You have to make do with the budget that you have and realise what you can afford within your means. If you can’t afford what you imagined, then you’ll find a way to afford something – plenty of women find a way even though it’s not ideal. So maybe you won’t have the gold-lined Moses basket hand-stitched by Versace but you’ll be OK with a pre-loved eBay classic and maybe you can’t afford to spend as much time with baby as you want to in maternity but you’ll work that out too as there are so many options out there for the brave. In the meantime, keep supporting movements like pregnantthenscrewed.com to help improve those options.

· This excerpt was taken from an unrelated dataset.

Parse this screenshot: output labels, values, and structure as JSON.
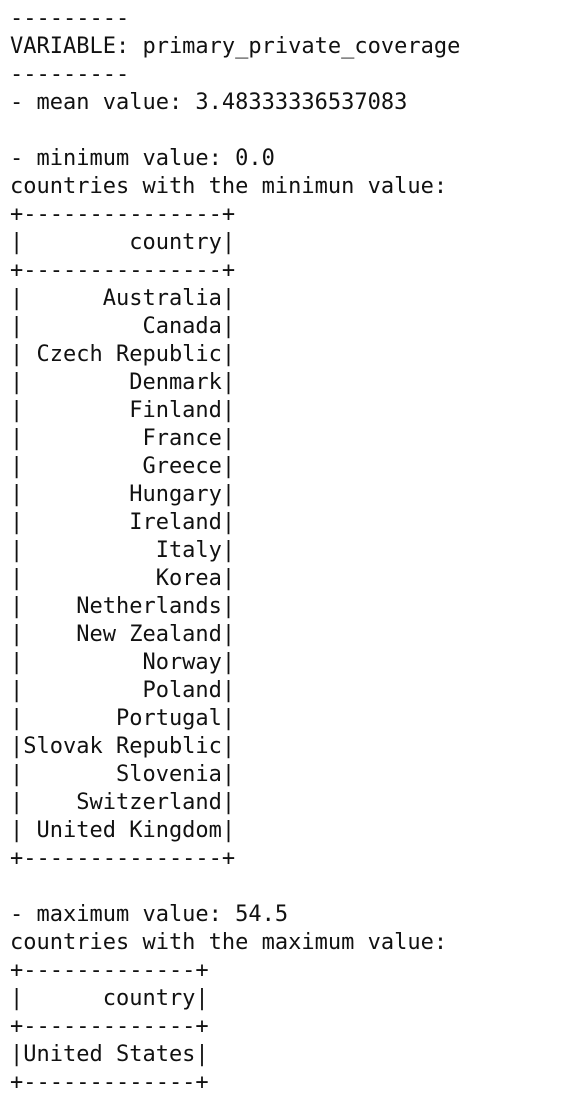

In the project world we have to make hard decisions all the time about the priority of features vs the time we actually have and I can’t think of a time when I was able to deliver everything that was originally requested for the money originally agreed whilst dealing with the unknown forces of change that naturally happens. Planning how to afford your baby during pregnancy is much like this plus you have heartburn.
Resource Your Project
Know who will be doing what a when. Pretty easy in the beginning – you just need your partner to knock you up but you’ll need to plan the people around you and make sure they know what is expected of them. Your partner will need to be told in no uncertain terms that if you request a Big Mac at 2am and then a box of Rennies to wash them down, he better be getting in that car and going to get them. Your resources (or “people” as I like to call them) are your team and they can’t do this with you unless they know what’s going on.
Initiate and Run Project
…and then realise that you’ll spend each day with a mini-emergency (just like a real project) and all of that planning will go out of the window as soon as someone mentions that they want new features but don’t want to pay more money and your resources all have holiday booked and have gone away at the same time on annual leave just when you have to do Q&A testing on the homepage and templates pages…hang on a sec…I’ve gone back to websites haven’t I?
OK…back to your pregnancy! Remember that with some basic planning of your timeline, budget and resources and with your end goal in site, you’ll make it to the finish line with a small bundle of loveliness handed over to you and you realise that all of that planning meant nothing and I mean NOTHING until this point, You made a bloody human (or more perhaps?) so well done you!